On the basis of Foreign and Commonwealth Office (FCO) records obtained with the intervention of the Information Commissioner’s Office, Lord Naseby challenged the very basis of the October 2015 Resolution. Sri Lanka refused to take advantage of the revelation that countered two major allegations (1) killing of 40,000 civilians on the Vanni east front and (2) Sri Lanka political and military leaderships deliberately targeted the civilian community.

The British disclosure coupled with wartime US Defence Advisor Lt. Colonel Lawrence Smith’s declaration in support of Sri Lanka, in June 2011, two years after the conclusion of the war, would help Sri Lanka to build a strong case.

The latest UN warning again highlights Sri Lanka’s pathetic failure to set the record straight.

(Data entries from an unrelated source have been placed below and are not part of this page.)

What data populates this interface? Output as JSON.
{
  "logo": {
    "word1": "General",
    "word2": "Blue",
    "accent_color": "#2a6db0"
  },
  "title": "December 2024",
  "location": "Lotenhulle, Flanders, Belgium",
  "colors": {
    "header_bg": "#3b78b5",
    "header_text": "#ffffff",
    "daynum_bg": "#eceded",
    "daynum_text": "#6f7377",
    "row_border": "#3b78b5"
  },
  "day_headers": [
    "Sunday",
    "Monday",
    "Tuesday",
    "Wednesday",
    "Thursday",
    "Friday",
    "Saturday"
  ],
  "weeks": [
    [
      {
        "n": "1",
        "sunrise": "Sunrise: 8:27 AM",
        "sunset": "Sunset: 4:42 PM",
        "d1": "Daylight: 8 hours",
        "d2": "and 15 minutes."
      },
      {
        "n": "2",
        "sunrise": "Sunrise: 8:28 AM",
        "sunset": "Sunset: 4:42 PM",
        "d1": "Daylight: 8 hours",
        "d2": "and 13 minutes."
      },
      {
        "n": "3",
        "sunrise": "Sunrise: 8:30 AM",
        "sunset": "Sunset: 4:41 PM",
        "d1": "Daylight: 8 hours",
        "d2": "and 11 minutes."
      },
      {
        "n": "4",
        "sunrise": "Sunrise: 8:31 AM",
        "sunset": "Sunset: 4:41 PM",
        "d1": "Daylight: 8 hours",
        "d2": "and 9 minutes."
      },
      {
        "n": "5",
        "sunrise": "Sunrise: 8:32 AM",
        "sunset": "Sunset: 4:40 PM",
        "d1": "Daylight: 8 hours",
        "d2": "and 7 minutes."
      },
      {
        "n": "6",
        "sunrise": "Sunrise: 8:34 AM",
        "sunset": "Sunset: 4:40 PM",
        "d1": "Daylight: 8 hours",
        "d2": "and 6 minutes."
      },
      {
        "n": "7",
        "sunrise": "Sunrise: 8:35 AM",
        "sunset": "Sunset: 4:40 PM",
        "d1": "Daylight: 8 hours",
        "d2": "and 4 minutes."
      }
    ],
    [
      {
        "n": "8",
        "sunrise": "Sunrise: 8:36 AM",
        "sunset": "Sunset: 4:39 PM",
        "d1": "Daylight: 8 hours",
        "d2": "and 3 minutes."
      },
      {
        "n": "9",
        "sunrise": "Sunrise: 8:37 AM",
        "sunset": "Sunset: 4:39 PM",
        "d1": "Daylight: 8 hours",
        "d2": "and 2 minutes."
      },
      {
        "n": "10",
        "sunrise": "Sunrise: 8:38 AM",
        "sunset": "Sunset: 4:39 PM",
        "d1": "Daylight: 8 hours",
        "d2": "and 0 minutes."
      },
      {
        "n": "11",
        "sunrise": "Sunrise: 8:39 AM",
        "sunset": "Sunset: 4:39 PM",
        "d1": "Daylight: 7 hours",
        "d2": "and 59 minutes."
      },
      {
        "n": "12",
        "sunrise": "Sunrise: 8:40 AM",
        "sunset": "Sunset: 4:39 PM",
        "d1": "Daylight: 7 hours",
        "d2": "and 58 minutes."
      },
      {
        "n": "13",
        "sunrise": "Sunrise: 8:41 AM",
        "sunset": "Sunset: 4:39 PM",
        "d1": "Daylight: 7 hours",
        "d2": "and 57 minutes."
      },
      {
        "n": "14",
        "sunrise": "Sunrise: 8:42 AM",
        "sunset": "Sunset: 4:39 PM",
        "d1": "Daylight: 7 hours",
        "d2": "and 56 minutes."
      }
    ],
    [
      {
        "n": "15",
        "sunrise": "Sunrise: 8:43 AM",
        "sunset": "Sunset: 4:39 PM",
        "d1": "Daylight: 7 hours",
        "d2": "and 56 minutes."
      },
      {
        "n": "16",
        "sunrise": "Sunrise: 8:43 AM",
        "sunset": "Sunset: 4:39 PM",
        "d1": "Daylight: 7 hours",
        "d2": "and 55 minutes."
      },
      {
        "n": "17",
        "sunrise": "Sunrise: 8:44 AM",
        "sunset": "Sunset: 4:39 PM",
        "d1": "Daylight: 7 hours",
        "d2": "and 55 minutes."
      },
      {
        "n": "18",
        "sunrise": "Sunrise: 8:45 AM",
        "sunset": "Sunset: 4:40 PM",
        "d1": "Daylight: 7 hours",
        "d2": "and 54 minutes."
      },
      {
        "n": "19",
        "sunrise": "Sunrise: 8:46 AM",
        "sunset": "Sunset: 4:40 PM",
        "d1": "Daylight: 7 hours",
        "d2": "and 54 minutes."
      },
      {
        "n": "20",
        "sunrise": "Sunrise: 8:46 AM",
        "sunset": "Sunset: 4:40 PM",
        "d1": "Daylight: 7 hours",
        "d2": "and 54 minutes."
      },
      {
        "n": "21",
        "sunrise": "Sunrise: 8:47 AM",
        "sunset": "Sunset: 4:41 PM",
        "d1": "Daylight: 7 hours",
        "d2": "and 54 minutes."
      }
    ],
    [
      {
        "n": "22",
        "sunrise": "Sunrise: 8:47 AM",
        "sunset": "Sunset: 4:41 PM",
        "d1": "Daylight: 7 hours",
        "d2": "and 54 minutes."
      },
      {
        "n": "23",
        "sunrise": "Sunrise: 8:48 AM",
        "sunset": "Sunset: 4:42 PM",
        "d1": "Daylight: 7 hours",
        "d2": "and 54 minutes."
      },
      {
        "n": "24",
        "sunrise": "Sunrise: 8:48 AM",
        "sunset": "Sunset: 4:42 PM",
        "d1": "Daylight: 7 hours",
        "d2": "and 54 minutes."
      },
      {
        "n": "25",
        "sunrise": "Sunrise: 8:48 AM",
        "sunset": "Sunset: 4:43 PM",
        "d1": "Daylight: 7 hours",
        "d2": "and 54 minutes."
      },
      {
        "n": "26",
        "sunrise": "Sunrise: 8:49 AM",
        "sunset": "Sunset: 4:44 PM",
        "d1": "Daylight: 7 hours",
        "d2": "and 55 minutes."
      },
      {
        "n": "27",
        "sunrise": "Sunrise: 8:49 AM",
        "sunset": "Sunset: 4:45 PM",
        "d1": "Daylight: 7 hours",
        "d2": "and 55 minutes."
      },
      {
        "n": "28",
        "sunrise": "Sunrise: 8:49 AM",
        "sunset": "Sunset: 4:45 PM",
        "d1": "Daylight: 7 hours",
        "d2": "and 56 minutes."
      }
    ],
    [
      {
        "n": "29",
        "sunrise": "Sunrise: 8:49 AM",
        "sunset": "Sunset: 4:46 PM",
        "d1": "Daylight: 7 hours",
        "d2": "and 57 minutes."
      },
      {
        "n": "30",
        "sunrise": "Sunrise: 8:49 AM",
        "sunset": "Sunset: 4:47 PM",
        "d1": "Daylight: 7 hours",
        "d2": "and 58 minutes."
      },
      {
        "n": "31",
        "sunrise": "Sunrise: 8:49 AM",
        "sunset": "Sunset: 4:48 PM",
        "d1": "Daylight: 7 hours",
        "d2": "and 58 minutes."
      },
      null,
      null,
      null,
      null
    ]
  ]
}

Sri Lanka should place all available information before the international community even if they won’t accept our version.

How govt. ignored JD’s assertion

One of Sri Lanka’s celebrated career diplomats, the late Jayantha Dhanapala, discussed the issue of accountability when he addressed the Lessons Learnt and Reconciliation Commission (LLRC), headed by one-time Attorney General, the late C. R. de Silva, on 25 August, 2010.

Dhanapala, in his submissions, said: “Now I think it is important for us to expand that concept to bring in the culpability of those members of the international community who have subscribed to the situation that has caused injury to the civilians of a nation. I talk about the way in which terrorist groups are given sanctuary; harboured; and supplied with arms and training by some countries with regard to their neighbours or with regard to other countries. We know that in our case this has happened, and I don’t want to name countries, but even countries which have allowed their financial procedures and systems to be abused in such a way that money can flow from their countries in order to buy arms and ammunition that cause deaths, maiming and destruction of property in Sri Lanka are to blame and there is therefore a responsibility to protect our civilians and the civilians of other nations from that kind of behaviour on the part of members of the international community. And I think this is something that will echo within many countries in the Non-Aligned Movement, where Sri Lanka has a much respected position and where I hope we will be able to raise this issue.”

Dhanapala also stressed on the accountability on the part of Western governments, which conveniently turned a blind eye to massive fundraising operations in their countries, in support of the LTTE operations. It is no secret that the LTTE would never have been able to emerge as a conventional fighting force without having the wherewithal abroad, mainly in the Western countries, to procure arms, ammunition and equipment. But, the government never acted on Dhanapala’s advice.

Instead the Mahinda Rajapaksa government squandered over USD 6 mn on a foolish US project in 2014 that didn’t help Sri Lanka at all. That project was meant to thwart the 2015 US resolution in Geneva. The rest is history.